正倉院と同じ校倉造で、釘を一本も使わない工法で、小樽の歴史的建造物を多く手がけた大虎組が施工している。小樽には大変珍しい中華風の建造物という事である。
建設には当時の小樽市長をはじめ、地元有力者の300円という大口寄付から、少ない人でも50銭という、多くの市民からの浄財により建設されたと記録されている。
唐門建設当時、かの幻と言われる「オタモイ遊園地」も建設され、多くの参拝者、観光客がこの唐門を通りオタモイ海岸へと下りて行った。
唐門は前述の通り市道の真ん中に建っていたので、その中を人のみならず、路線バスや車が普通に通り抜けていたわけだ。

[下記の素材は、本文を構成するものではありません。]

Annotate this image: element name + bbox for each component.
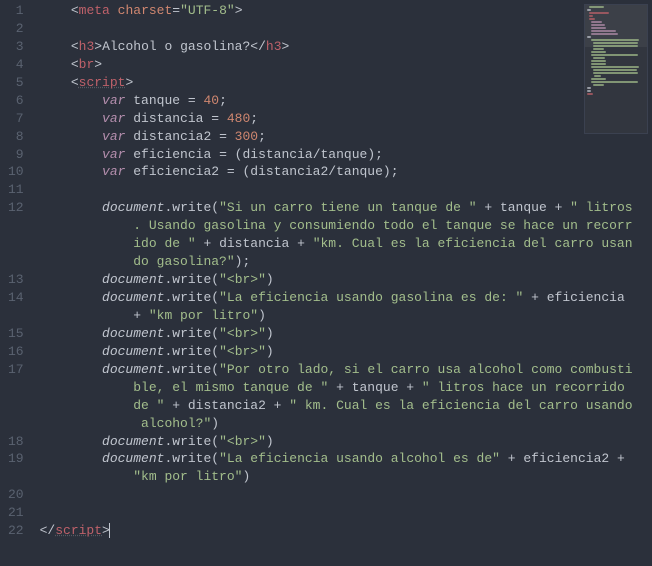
code-line[interactable]: document.write("<br>") — [40, 325, 652, 343]
code-line[interactable]: . Usando gasolina y consumiendo todo el … — [40, 217, 652, 235]
line-number: 22 — [8, 522, 28, 540]
line-number: 18 — [8, 433, 28, 451]
minimap-line — [587, 90, 591, 92]
code-line[interactable] — [40, 20, 652, 38]
minimap-line — [593, 57, 605, 59]
line-number: 17 — [8, 361, 28, 379]
code-line[interactable]: var tanque = 40; — [40, 92, 652, 110]
minimap-line — [587, 87, 591, 89]
line-number: 19 — [8, 450, 28, 468]
line-number: 20 — [8, 486, 28, 504]
minimap-line — [591, 54, 638, 56]
line-number: 8 — [8, 128, 28, 146]
code-line[interactable]: var distancia = 480; — [40, 110, 652, 128]
code-line[interactable]: <h3>Alcohol o gasolina?</h3> — [40, 38, 652, 56]
code-line[interactable]: ble, el mismo tanque de " + tanque + " l… — [40, 379, 652, 397]
line-number: 2 — [8, 20, 28, 38]
text-cursor — [109, 523, 110, 539]
code-line[interactable]: alcohol?") — [40, 415, 652, 433]
line-number-gutter: 123456789101112 1314 151617 1819 202122 — [0, 0, 36, 566]
code-line[interactable] — [40, 486, 652, 504]
line-number: 21 — [8, 504, 28, 522]
minimap-line — [589, 12, 609, 14]
line-number — [8, 235, 28, 253]
minimap-line — [593, 72, 638, 74]
minimap-line — [594, 75, 601, 77]
minimap-line — [591, 24, 605, 26]
line-number — [8, 415, 28, 433]
code-line[interactable]: document.write("<br>") — [40, 271, 652, 289]
code-line[interactable]: var distancia2 = 300; — [40, 128, 652, 146]
line-number — [8, 397, 28, 415]
line-number — [8, 307, 28, 325]
code-line[interactable]: <br> — [40, 56, 652, 74]
minimap-line — [591, 51, 606, 53]
minimap-line — [591, 30, 616, 32]
code-line[interactable]: + "km por litro") — [40, 307, 652, 325]
line-number — [8, 217, 28, 235]
minimap-line — [593, 48, 604, 50]
minimap-line — [591, 60, 606, 62]
code-line[interactable]: </script> — [40, 522, 652, 540]
line-number: 15 — [8, 325, 28, 343]
code-line[interactable]: document.write("Por otro lado, si el car… — [40, 361, 652, 379]
line-number — [8, 253, 28, 271]
code-line[interactable]: document.write("<br>") — [40, 433, 652, 451]
minimap-line — [587, 36, 591, 38]
code-editor: 123456789101112 1314 151617 1819 202122 … — [0, 0, 652, 566]
code-line[interactable]: document.write("La eficiencia usando gas… — [40, 289, 652, 307]
line-number: 10 — [8, 163, 28, 181]
minimap-line — [587, 93, 593, 95]
line-number: 9 — [8, 146, 28, 164]
minimap-line — [591, 21, 602, 23]
minimap-line — [591, 81, 638, 83]
minimap-line — [593, 84, 604, 86]
line-number: 4 — [8, 56, 28, 74]
code-line[interactable]: var eficiencia = (distancia/tanque); — [40, 146, 652, 164]
minimap-line — [593, 45, 638, 47]
code-line[interactable]: document.write("<br>") — [40, 343, 652, 361]
code-line[interactable]: "km por litro") — [40, 468, 652, 486]
line-number: 1 — [8, 2, 28, 20]
minimap-line — [591, 33, 618, 35]
minimap-line — [591, 66, 639, 68]
line-number: 6 — [8, 92, 28, 110]
line-number: 5 — [8, 74, 28, 92]
code-line[interactable]: ido de " + distancia + "km. Cual es la e… — [40, 235, 652, 253]
minimap-line — [589, 18, 595, 20]
line-number — [8, 379, 28, 397]
code-line[interactable]: <meta charset="UTF-8"> — [40, 2, 652, 20]
minimap-line — [591, 78, 606, 80]
minimap-line — [591, 27, 606, 29]
minimap[interactable] — [584, 4, 648, 134]
code-line[interactable]: document.write("Si un carro tiene un tan… — [40, 199, 652, 217]
code-line[interactable]: do gasolina?"); — [40, 253, 652, 271]
line-number: 3 — [8, 38, 28, 56]
minimap-line — [593, 69, 637, 71]
code-line[interactable] — [40, 181, 652, 199]
code-line[interactable]: de " + distancia2 + " km. Cual es la efi… — [40, 397, 652, 415]
line-number — [8, 468, 28, 486]
code-line[interactable] — [40, 504, 652, 522]
minimap-line — [591, 63, 606, 65]
minimap-line — [589, 6, 604, 8]
line-number: 12 — [8, 199, 28, 217]
line-number: 16 — [8, 343, 28, 361]
minimap-line — [587, 9, 591, 11]
code-line[interactable]: var eficiencia2 = (distancia2/tanque); — [40, 163, 652, 181]
minimap-line — [593, 42, 638, 44]
code-line[interactable]: <script> — [40, 74, 652, 92]
line-number: 13 — [8, 271, 28, 289]
line-number: 11 — [8, 181, 28, 199]
line-number: 7 — [8, 110, 28, 128]
code-area[interactable]: <meta charset="UTF-8"> <h3>Alcohol o gas… — [36, 0, 652, 566]
line-number: 14 — [8, 289, 28, 307]
minimap-line — [591, 39, 639, 41]
minimap-line — [589, 15, 593, 17]
code-line[interactable]: document.write("La eficiencia usando alc… — [40, 450, 652, 468]
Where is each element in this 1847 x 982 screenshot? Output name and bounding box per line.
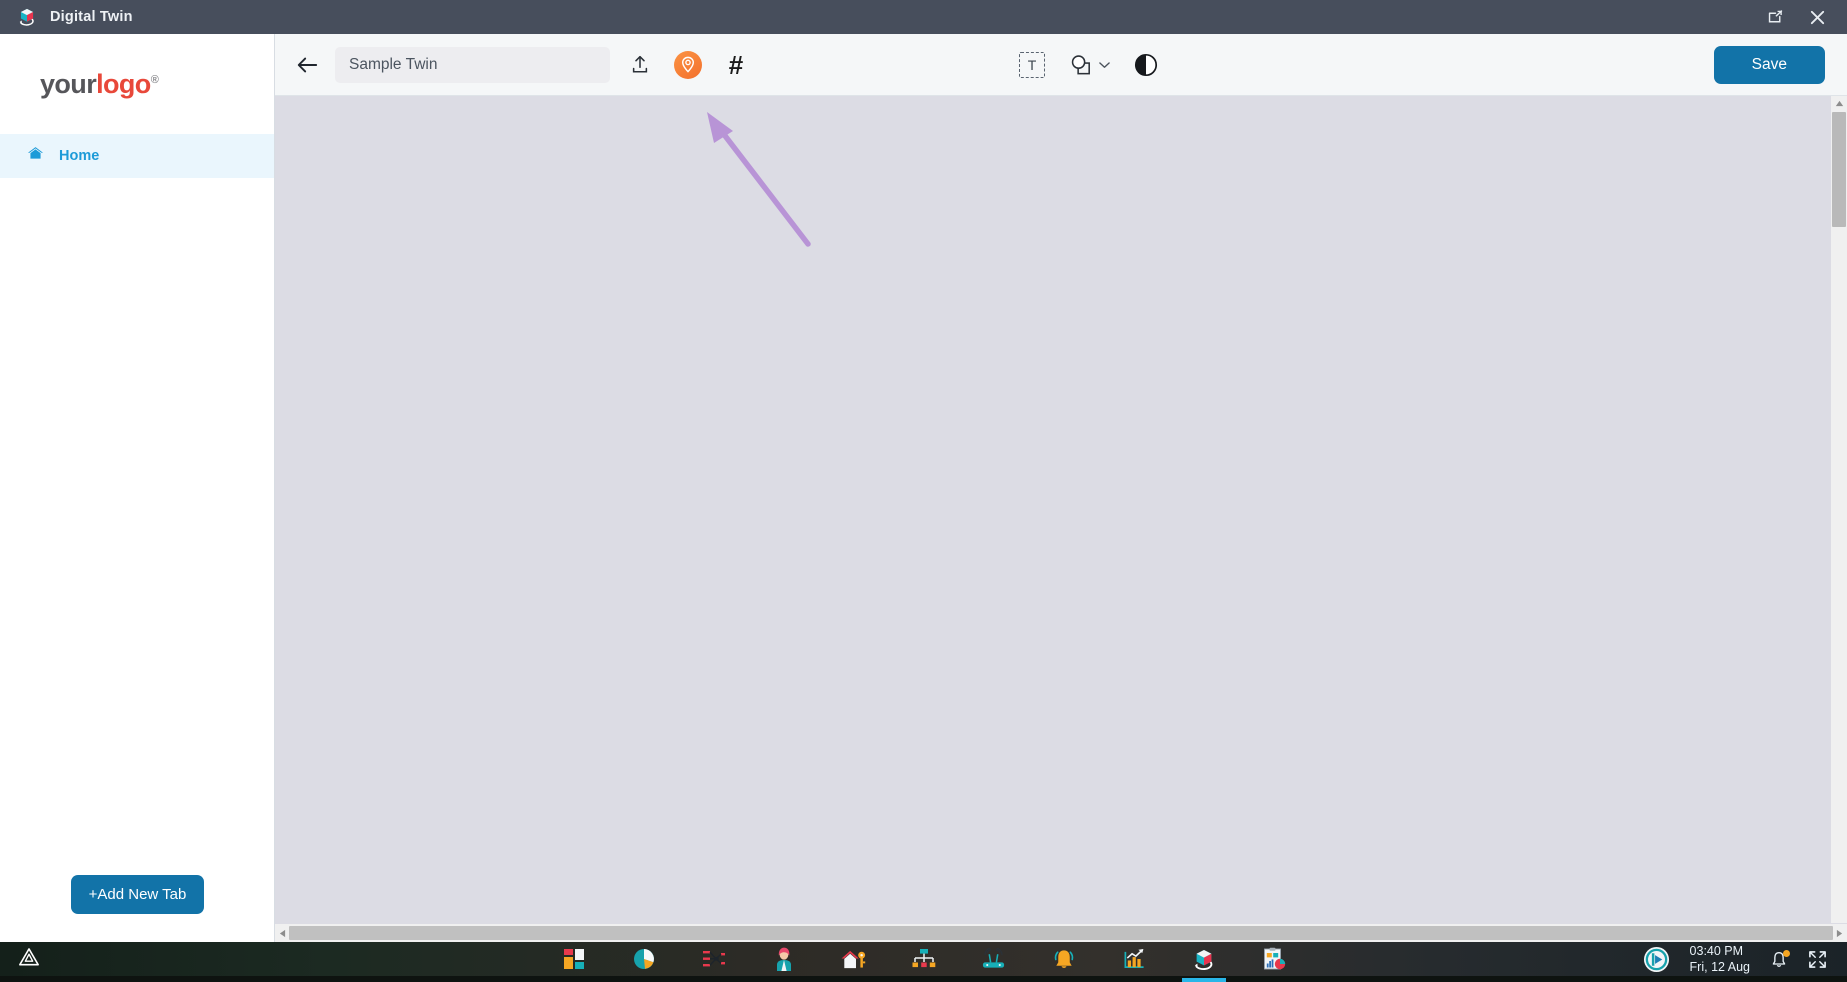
vertical-scroll-thumb[interactable] [1832, 112, 1846, 227]
flow-branch-icon[interactable] [701, 946, 727, 972]
chevron-down-icon [1099, 56, 1110, 74]
sidebar-item-home[interactable]: Home [0, 134, 274, 178]
horizontal-scroll-thumb[interactable] [289, 926, 1833, 940]
editor-toolbar: # T [275, 34, 1847, 96]
clock-date: Fri, 12 Aug [1690, 959, 1750, 975]
app-window: yourlogo® Home +Add New Tab [0, 34, 1847, 942]
bell-alert-icon[interactable] [1051, 946, 1077, 972]
report-dashboard-icon[interactable] [1261, 946, 1287, 972]
logo-text-part2: logo [96, 69, 151, 99]
home-key-icon[interactable] [841, 946, 867, 972]
shape-tool-icon[interactable] [1069, 53, 1110, 77]
warning-triangle-icon[interactable] [18, 946, 40, 973]
taskbar-apps [561, 942, 1287, 976]
scroll-up-arrow-icon[interactable] [1831, 96, 1847, 110]
sidebar-item-label: Home [59, 148, 99, 164]
horizontal-scrollbar[interactable] [275, 923, 1847, 942]
logo-registered-mark: ® [151, 74, 159, 86]
digital-twin-cube-icon [16, 6, 38, 28]
twin-name-input[interactable] [335, 47, 610, 83]
text-tool-icon[interactable]: T [1019, 52, 1045, 78]
home-icon [26, 144, 45, 168]
add-new-tab-button[interactable]: +Add New Tab [71, 875, 205, 914]
launcher-play-icon[interactable] [1643, 946, 1670, 973]
restore-window-icon[interactable] [1765, 7, 1785, 27]
logo-text-part1: your [40, 69, 96, 99]
brand-logo: yourlogo® [0, 34, 274, 134]
digital-twin-cube-icon[interactable] [1191, 946, 1217, 972]
twin-canvas[interactable] [275, 96, 1830, 923]
notification-dot [1783, 950, 1790, 957]
upload-icon[interactable] [622, 47, 658, 83]
growth-chart-icon[interactable] [1121, 946, 1147, 972]
app-title: Digital Twin [50, 9, 133, 25]
close-window-icon[interactable] [1807, 7, 1827, 27]
title-bar: Digital Twin [0, 0, 1847, 34]
expand-fullscreen-icon[interactable] [1808, 950, 1827, 969]
clock-time: 03:40 PM [1690, 943, 1750, 959]
tiles-dashboard-icon[interactable] [561, 946, 587, 972]
scroll-right-arrow-icon[interactable] [1833, 929, 1847, 938]
sidebar: yourlogo® Home +Add New Tab [0, 34, 275, 942]
taskbar: 03:40 PM Fri, 12 Aug [0, 942, 1847, 976]
pie-chart-icon[interactable] [631, 946, 657, 972]
bell-icon[interactable] [1770, 950, 1788, 969]
hash-glyph: # [729, 52, 743, 78]
scroll-left-arrow-icon[interactable] [275, 929, 289, 938]
wifi-router-icon[interactable] [981, 946, 1007, 972]
location-pin-icon[interactable] [670, 47, 706, 83]
save-button[interactable]: Save [1714, 46, 1825, 84]
taskbar-clock[interactable]: 03:40 PM Fri, 12 Aug [1690, 943, 1750, 975]
back-arrow-icon[interactable] [293, 51, 321, 79]
vertical-scrollbar[interactable] [1830, 96, 1847, 923]
hash-grid-icon[interactable]: # [718, 47, 754, 83]
hierarchy-chart-icon[interactable] [911, 946, 937, 972]
contrast-toggle-icon[interactable] [1134, 53, 1158, 77]
person-avatar-icon[interactable] [771, 946, 797, 972]
text-tool-glyph: T [1028, 57, 1037, 73]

しかし、昭和39年(1964年)市営のオタモイ団地が建設され、それに伴い多くの商店や住宅が立ち並び、交通事情を考慮した市道拡幅工事のため、昭和53年(1978年)現在地に移転した。
オタモイのランドマークとして慣れ親しんだ唐門とはいえ、移設するという事は、新築するより経費が掛かると巷間よく言われる。スクラップ・アンド・ビルドの時代によくぞ保存してくれたと、小樽市やオタモイ地区の人たちに賞賛を送りたいのは私だけではないはずだ。
ただ、移転した時点で築46年、移転して38年経つのだがこの場所に移ったのは一部の人しかもう知らないのでは・・・、と思っている・・・。